事実の報道に関しては、全くその報道を批判する気はないのであるが、「中立性」「公平性」ということに関して、日本のマスコミがおかしいということを連載していた。各新聞社などの組織や編集と記者の役割の違いなどから、その構造的な問題までを含め、日本のマスコミのおかしさに関して書いていたと思う。

逆に言えば、500回も連載できるほど、日本のマスコミはおかしかったということになるし、また、日本のマスコミはそのおかしさをそのままに今まで来ているということになるのである。

 「マスコミ批判に関する一考」を止めて何年か経つのであるが、実際に、マスコミが中立性・公平性をしっかり保てるようになった訳ではない。その間マスコミ報道を見ていて、その中で「文春砲」などが割れるようになった。

 かなりの内部資料が入っていて、何回も繰り返し報道するということになっているのではないか。もちろん意外性などがあるが、しかし、その報道姿勢は「文春砲」といわれるようになってから悪化しているような気がする。

 ではあえて言う。

 「何が目的なのか? 日本をどのようにしたいのか?」

 週刊誌にそのような高尚な目的などあろうはずがない。しかし、その影響力が大きいのであればそのような観点での報道も必要なのではないか。全くそのような観点もなく、他人のプライバシーを暴くということ自体がおかしなものではないのか。有名人であるから「私信」を公開してよいなどという法はない。そして、そのことによって変えられる「日本」に関してどう思っているのであろうか。

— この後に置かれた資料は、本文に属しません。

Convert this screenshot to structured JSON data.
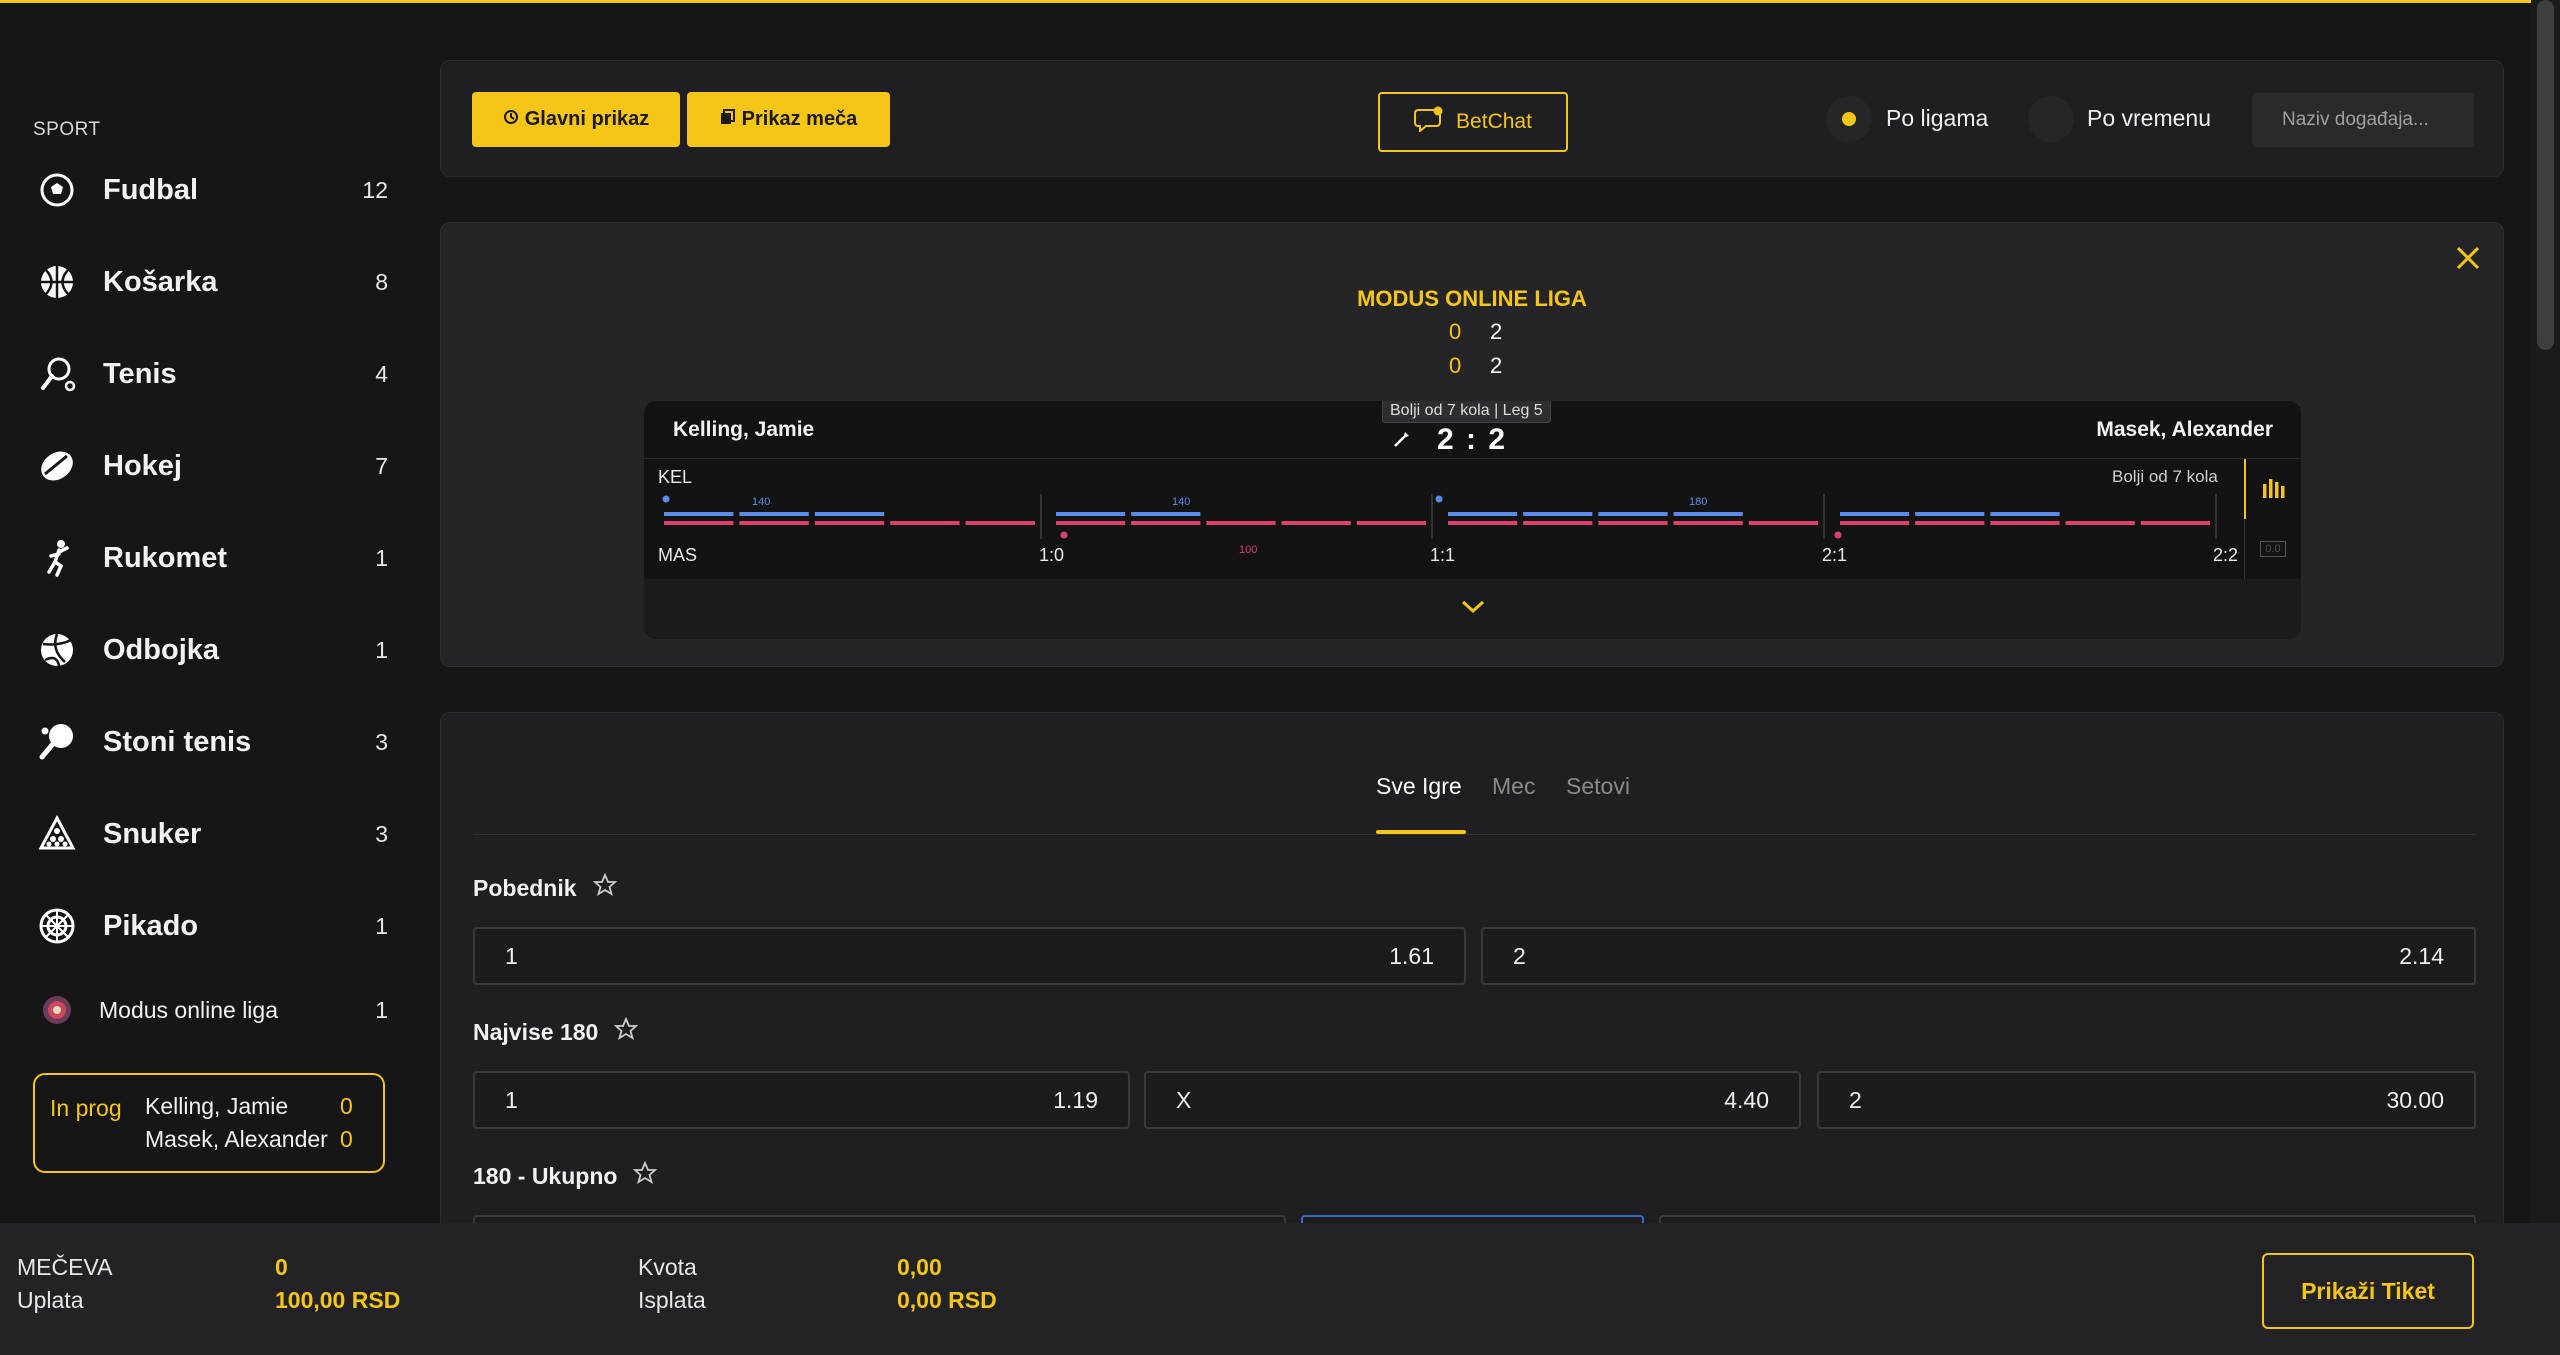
{
  "colors": {
    "accent": "#f5c518",
    "blue": "#5b8de8",
    "red": "#e0416a"
  },
  "sidebar": {
    "heading": "SPORT",
    "items": [
      {
        "icon": "soccer-ball-icon",
        "label": "Fudbal",
        "count": "12"
      },
      {
        "icon": "basketball-icon",
        "label": "Košarka",
        "count": "8"
      },
      {
        "icon": "tennis-icon",
        "label": "Tenis",
        "count": "4"
      },
      {
        "icon": "hockey-puck-icon",
        "label": "Hokej",
        "count": "7"
      },
      {
        "icon": "handball-icon",
        "label": "Rukomet",
        "count": "1"
      },
      {
        "icon": "volleyball-icon",
        "label": "Odbojka",
        "count": "1"
      },
      {
        "icon": "table-tennis-icon",
        "label": "Stoni tenis",
        "count": "3"
      },
      {
        "icon": "snooker-icon",
        "label": "Snuker",
        "count": "3"
      },
      {
        "icon": "darts-icon",
        "label": "Pikado",
        "count": "1"
      },
      {
        "icon": "league-logo-icon",
        "label": "Modus online liga",
        "count": "1"
      }
    ],
    "in_progress": {
      "tag": "In prog",
      "player1": "Kelling, Jamie",
      "score1": "0",
      "player2": "Masek, Alexander",
      "score2": "0"
    }
  },
  "topbar": {
    "main_view": "Glavni prikaz",
    "match_view": "Prikaz meča",
    "betchat": "BetChat",
    "by_league": "Po ligama",
    "by_time": "Po vremenu",
    "search_placeholder": "Naziv događaja..."
  },
  "match": {
    "league": "MODUS ONLINE LIGA",
    "row1": {
      "home": "0",
      "away": "2"
    },
    "row2": {
      "home": "0",
      "away": "2"
    },
    "player_home": "Kelling, Jamie",
    "player_away": "Masek, Alexander",
    "leg_info": "Bolji od 7 kola | Leg 5",
    "score": "2 : 2",
    "format": "Bolji od 7 kola",
    "timeline": {
      "home_abbr": "KEL",
      "away_abbr": "MAS",
      "leg_scores": [
        "1:0",
        "1:1",
        "2:1",
        "2:2"
      ],
      "home_markers": [
        "140",
        "140",
        "180"
      ],
      "away_markers": [
        "100"
      ]
    },
    "alt_icon_label": "0.0"
  },
  "markets": {
    "tabs": [
      "Sve Igre",
      "Mec",
      "Setovi"
    ],
    "winner": {
      "title": "Pobednik",
      "options": [
        {
          "label": "1",
          "odd": "1.61"
        },
        {
          "label": "2",
          "odd": "2.14"
        }
      ]
    },
    "most180": {
      "title": "Najvise 180",
      "options": [
        {
          "label": "1",
          "odd": "1.19"
        },
        {
          "label": "X",
          "odd": "4.40"
        },
        {
          "label": "2",
          "odd": "30.00"
        }
      ]
    },
    "total180": {
      "title": "180 - Ukupno"
    }
  },
  "footer": {
    "matches_label": "MEČEVA",
    "matches_value": "0",
    "stake_label": "Uplata",
    "stake_value": "100,00 RSD",
    "odds_label": "Kvota",
    "odds_value": "0,00",
    "payout_label": "Isplata",
    "payout_value": "0,00 RSD",
    "ticket_button": "Prikaži Tiket"
  }
}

 要するに、この報道は「読まれて話題になればよい」という観点、言い換えれば「自己の利益」ということが優先しており、「国家観」などがないということになるのでないか。私が個人的に感じる違和感は、そこに由来しているのではないかと思う。

文春の五輪内部資料報道、橋本会長「業務妨害」と批判

 東京オリンピック(五輪)・パラリンピック大会組織委員会の橋本聖子会長は2日、開閉会式の演出内容を明らかにした週刊文春の記事について、発行元の文芸春秋に書面で厳重抗議をしたことを明らかにした。

 この日の定例会見では、「報道の自由を制限するということでは全くない。ただ今回は280ページに及ぶ内部資料が(文春側に)入手されており、組織委の秘密情報を意図的に拡散し、業務を妨害したと判断した」と話した。

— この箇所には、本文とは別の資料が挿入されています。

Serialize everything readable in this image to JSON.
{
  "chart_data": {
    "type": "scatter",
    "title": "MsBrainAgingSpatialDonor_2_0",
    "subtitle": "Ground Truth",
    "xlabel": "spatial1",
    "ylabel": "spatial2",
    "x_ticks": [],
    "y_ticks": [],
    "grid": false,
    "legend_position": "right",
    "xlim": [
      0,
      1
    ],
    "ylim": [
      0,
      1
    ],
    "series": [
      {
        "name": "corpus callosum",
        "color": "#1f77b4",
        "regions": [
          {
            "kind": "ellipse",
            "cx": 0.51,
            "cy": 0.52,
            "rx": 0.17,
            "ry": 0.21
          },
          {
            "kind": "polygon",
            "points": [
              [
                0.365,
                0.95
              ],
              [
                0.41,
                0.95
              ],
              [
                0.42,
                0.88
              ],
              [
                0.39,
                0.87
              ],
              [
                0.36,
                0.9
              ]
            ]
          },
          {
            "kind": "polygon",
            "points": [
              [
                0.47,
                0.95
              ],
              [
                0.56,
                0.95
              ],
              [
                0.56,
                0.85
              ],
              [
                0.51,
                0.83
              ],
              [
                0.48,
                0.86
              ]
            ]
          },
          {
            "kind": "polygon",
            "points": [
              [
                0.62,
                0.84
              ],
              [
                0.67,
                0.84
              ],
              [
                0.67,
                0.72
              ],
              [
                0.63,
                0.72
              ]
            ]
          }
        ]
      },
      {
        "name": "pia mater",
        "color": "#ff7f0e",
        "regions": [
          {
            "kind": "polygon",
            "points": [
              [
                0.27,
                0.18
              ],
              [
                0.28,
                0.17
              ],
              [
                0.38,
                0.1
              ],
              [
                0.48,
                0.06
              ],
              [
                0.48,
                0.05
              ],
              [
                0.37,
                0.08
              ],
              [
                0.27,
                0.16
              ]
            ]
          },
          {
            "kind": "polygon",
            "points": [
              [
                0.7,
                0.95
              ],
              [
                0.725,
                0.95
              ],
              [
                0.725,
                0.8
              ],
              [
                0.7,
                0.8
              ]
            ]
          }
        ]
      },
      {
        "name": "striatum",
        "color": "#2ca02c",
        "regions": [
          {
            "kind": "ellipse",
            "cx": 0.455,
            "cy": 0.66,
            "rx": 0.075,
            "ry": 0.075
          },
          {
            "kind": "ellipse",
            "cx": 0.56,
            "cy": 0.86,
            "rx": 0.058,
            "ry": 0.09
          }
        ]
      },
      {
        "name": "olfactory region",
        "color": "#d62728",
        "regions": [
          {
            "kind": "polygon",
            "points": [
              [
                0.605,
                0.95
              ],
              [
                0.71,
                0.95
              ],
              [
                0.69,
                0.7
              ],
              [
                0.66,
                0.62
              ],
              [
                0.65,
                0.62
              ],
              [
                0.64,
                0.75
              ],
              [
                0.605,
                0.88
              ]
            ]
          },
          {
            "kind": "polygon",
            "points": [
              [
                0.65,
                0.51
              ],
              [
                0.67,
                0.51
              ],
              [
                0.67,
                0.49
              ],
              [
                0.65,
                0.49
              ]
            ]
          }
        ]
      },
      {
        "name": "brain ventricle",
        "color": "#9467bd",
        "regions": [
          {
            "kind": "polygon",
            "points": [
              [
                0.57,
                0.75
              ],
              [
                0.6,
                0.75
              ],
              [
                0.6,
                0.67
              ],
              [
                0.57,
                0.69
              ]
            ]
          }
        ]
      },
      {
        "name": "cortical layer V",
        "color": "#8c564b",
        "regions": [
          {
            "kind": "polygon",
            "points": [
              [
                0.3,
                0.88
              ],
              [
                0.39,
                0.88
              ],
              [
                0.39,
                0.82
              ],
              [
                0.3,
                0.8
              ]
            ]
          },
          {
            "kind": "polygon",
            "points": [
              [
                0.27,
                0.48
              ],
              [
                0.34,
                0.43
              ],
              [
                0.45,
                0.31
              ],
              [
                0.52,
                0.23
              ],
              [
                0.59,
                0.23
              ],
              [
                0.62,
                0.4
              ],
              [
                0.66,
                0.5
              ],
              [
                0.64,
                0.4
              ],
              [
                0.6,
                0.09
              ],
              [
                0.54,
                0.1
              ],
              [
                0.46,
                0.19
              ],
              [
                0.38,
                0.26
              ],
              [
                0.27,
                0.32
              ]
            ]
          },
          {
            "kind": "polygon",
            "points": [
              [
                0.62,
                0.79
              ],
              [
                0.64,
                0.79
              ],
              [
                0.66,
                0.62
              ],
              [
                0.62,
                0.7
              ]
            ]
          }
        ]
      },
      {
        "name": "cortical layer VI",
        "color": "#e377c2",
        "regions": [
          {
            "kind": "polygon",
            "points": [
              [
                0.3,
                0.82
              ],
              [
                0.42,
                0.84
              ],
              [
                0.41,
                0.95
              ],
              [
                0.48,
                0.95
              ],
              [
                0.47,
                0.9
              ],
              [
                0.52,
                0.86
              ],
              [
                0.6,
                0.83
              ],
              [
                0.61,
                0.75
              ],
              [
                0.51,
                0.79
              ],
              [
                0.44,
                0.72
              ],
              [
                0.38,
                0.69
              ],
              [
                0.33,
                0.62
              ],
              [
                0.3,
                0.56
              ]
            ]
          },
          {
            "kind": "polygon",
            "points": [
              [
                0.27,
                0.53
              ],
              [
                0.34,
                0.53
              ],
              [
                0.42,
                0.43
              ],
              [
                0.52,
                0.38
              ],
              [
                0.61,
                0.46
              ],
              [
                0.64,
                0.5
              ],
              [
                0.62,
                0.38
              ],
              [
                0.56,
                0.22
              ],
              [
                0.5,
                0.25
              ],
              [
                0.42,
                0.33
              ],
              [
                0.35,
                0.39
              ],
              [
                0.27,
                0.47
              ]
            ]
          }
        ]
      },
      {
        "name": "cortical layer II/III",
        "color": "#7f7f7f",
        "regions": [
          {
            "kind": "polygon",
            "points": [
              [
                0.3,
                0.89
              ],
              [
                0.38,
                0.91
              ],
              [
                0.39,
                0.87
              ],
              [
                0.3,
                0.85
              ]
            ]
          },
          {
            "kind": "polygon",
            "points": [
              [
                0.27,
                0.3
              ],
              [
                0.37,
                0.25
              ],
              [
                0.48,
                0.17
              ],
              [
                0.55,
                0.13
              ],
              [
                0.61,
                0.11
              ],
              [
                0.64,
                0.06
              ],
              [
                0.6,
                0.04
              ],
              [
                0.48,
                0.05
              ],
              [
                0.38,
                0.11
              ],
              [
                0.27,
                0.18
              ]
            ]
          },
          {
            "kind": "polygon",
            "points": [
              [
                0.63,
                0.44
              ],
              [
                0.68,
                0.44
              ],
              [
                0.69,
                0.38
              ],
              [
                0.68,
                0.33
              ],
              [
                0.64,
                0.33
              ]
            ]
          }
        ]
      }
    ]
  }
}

 組織委が今回抗議したのは、4月1日発売の週刊文春と3月31日配信の「文春オンライン」の記事。演出チームの元メンバーだった振付師のMIKIKOさんが国際オリンピック委員会(IOC)にプレゼンした内部資料を入手して報じたもので、演出内容や画像が掲載されていた。

 抗議の文書は1日に橋本会長名で文芸春秋に出した。橋本会長は「文芸春秋から、まだ(抗議に対する文春側からの)文書が届いていないものですから、届いたなかで、また改めてしっかりと組織委として対応を考えていきたい」とした。

 組織委は抗議文のなかで、演出内容が機密性の高い情報で、「検討段階の内容でも開会式演出の価値は大きく毀損(きそん)される」と指摘。内部資料が写真で掲載されて販売されたことについて「著作権侵害」とみて、雑誌の回収やオンライン記事の削除、資料の廃棄を求めている。

2021年4月2日 18時22分 朝日新聞デジタル

https://news.livedoor.com/article/detail/19960352/


 個人的な意見から言って、東京オリンピックということに関して、それほど強い感慨はない。そのために開催に関して何か情熱を感じるということもないし、また、どんな不正があっても、許して推進すべきというようなこともない。であるから五輪の大会組織委員会に関してのマイナス報道を規制するというようなことを言うつもりはない。

 しかし、昨今の五輪に関する報道は、また強烈な違和感を感じるものでしかない。五輪関係に関しては「森元首相の切り取り発言」「佐々木氏の内部私信暴露報道」そのうえで今回の内部プレゼン資料の暴露」である。いずれも「内部」の発言をそのまま出しているものである。

 そもそも五輪組織委員会は国の経費で行っている組織でありみなし公務員である。その内部資料がこのように出てくるということは、「機密保護法」に違反する疑いがあり、そのようなことを出すこと自体がおかしい。

 まあ、そのような法律的なことを言わなくても、では文春の中の内部会議というのはそんなに「品行方正」に行われているのであろうか。どこもそうであるが、内部資料というものは内輪の内容であり、そのために、タブーであるとかそういうことは関係なく、場を盛り上げたり自由な発想を出すために、過激なことを言ったりということはよくある話である。

つまり、文春の報道によって「内部会議における言論の自由を奪う」ということとなってしまっており、そのことによって様々な事、例えば東京オリンピックがつまらないものになってしまう。では、そのつまらない大会になった時に文芸春秋社は何らかの責任を負うつもりはあるのであろうか。

 そこである。「国家観がない」というのは、「自分の報道における結果に対しての責任を全く考えない」ということであり、それこそ「売れればよい」「自社の事しか考えない」というような報道につながるものでしかないのである。言論において「自由と無責任をはき違えている」というのはこのようなことなのかもしれない。

 文春などは、自社の内部会議や編集会議の中身を公開してはいかがであろうか。このような報道をするほど立派な会議をしているのであろうか。「自分の事を棚に上げて、二重基準」で騒ぎ立てる。まさに、そのような無責任政党が、この文春の記事を取り上げて、大仰に騒ぐのが見えてくるのではないか。まさに「文春の無責任野党化」が、著しいというような感じに見えてきて仕方がない。

 何度もいうが、その報道の内容に「国家観」が存在するのか。マスコミ側が全くダメなので、読者側のモラルが問われることになる。